Duncan Pope, the sour-faced second mate, was on watch. He was a slovenly-appearing man with a cast to one eye, yet long since Jean had learned he was a capable officer whose lean, almost scrawny body possessed an amazing resistance to hunger, cold, and long weary hours on watch. Pope was a man who kept his own counsel. He did not like Russians. He did not like the thugs of Sydney Town. He disliked most ship’s masters on general principles, and he cared for few things aside from standing watch, reading his Bible, and fighting.

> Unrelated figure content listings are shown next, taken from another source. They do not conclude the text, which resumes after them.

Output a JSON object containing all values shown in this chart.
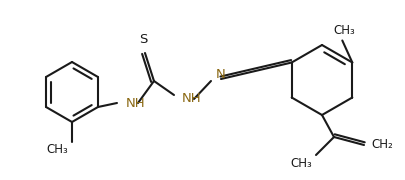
{
  "bg_color": "#ffffff",
  "line_color": "#1a1a1a",
  "lw": 1.5,
  "fs_label": 9.5,
  "fs_small": 8.5,
  "label_color": "#8B6914",
  "text_color": "#1a1a1a",
  "fig_width": 4.05,
  "fig_height": 1.8,
  "dpi": 100,
  "xlim": [
    0,
    4.05
  ],
  "ylim": [
    0,
    1.8
  ]
}
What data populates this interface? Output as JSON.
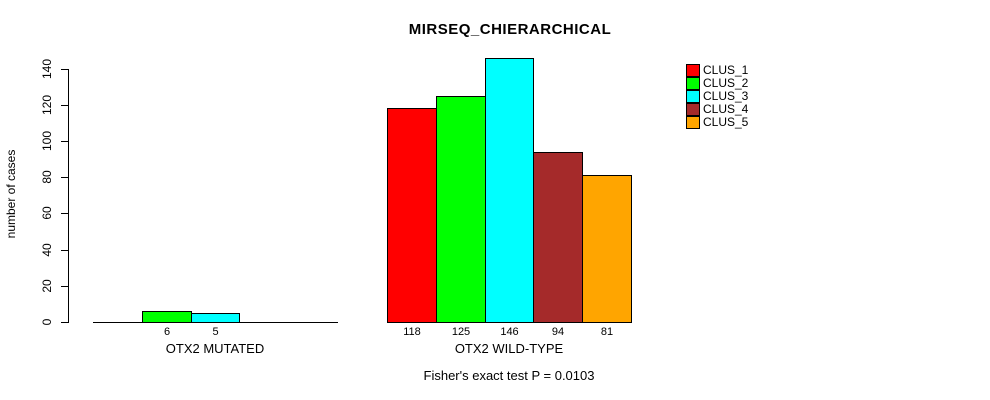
{
  "chart_data": {
    "type": "bar",
    "title": "MIRSEQ_CHIERARCHICAL",
    "ylabel": "number of cases",
    "xlabel": "",
    "footnote": "Fisher's exact test P = 0.0103",
    "ylim": [
      0,
      140
    ],
    "yticks": [
      0,
      20,
      40,
      60,
      80,
      100,
      120,
      140
    ],
    "grid": false,
    "legend_position": "top-right",
    "categories": [
      "OTX2 MUTATED",
      "OTX2 WILD-TYPE"
    ],
    "series": [
      {
        "name": "CLUS_1",
        "color": "#FF0000",
        "values": [
          0,
          118
        ]
      },
      {
        "name": "CLUS_2",
        "color": "#00FF00",
        "values": [
          6,
          125
        ]
      },
      {
        "name": "CLUS_3",
        "color": "#00FFFF",
        "values": [
          5,
          146
        ]
      },
      {
        "name": "CLUS_4",
        "color": "#A52A2A",
        "values": [
          0,
          94
        ]
      },
      {
        "name": "CLUS_5",
        "color": "#FFA500",
        "values": [
          0,
          81
        ]
      }
    ],
    "bar_value_labels_shown_for_nonzero_bars": true
  }
}
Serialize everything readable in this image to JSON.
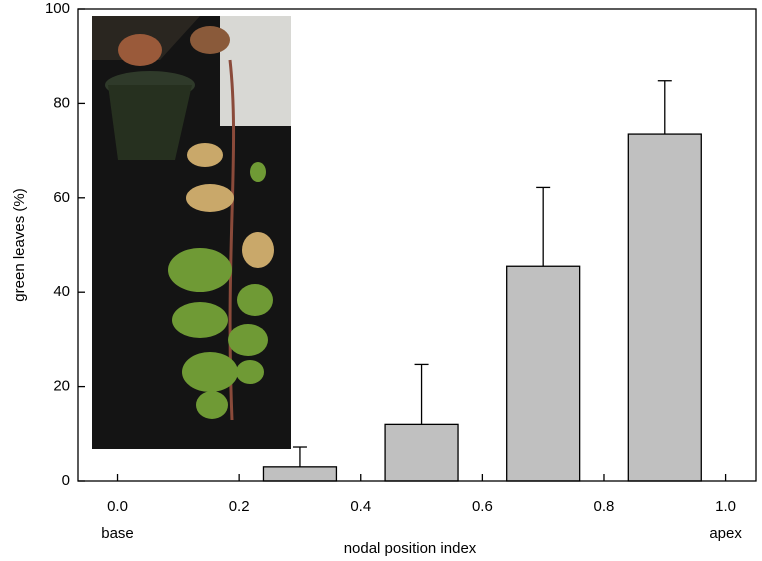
{
  "chart_data": {
    "type": "bar",
    "xlabel": "nodal position index",
    "ylabel": "green leaves (%)",
    "x": [
      0.3,
      0.5,
      0.7,
      0.9
    ],
    "values": [
      3,
      12,
      45.5,
      73.5
    ],
    "errors": [
      4.2,
      12.7,
      16.7,
      11.3
    ],
    "color": "#c0c0c0",
    "xlim": [
      -0.065,
      1.05
    ],
    "ylim": [
      0,
      100
    ],
    "xticks": [
      {
        "value": 0,
        "label": "0.0"
      },
      {
        "value": 0.2,
        "label": "0.2"
      },
      {
        "value": 0.4,
        "label": "0.4"
      },
      {
        "value": 0.6,
        "label": "0.6"
      },
      {
        "value": 0.8,
        "label": "0.8"
      },
      {
        "value": 1,
        "label": "1.0"
      }
    ],
    "yticks": [
      0,
      20,
      40,
      60,
      80,
      100
    ],
    "annotations": [
      {
        "text": "base",
        "x": 0
      },
      {
        "text": "apex",
        "x": 1
      }
    ]
  }
}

LaBarge was scarcely aware Pope had taken over. He was watching the Narrows open out before him, and soon he would make the turn around Revillagigedo where his information told him there was a passage. He was gambling everything on that, and hoping Zinnovy would continue the pursuit. If his luck held he would pass by within a short distance of where the patrol ship had originally waited and the Lena would be lost in the maze of islands, channels and inlets that lay behind.
An hour and a half later, with no evidence of pursuit, he rounded the corner and started north. Ahead of him was a wooded island with a yellow cliff, which would be Tatoosh. He kept close in so the ship would be invisible against the island if anyone was within sight.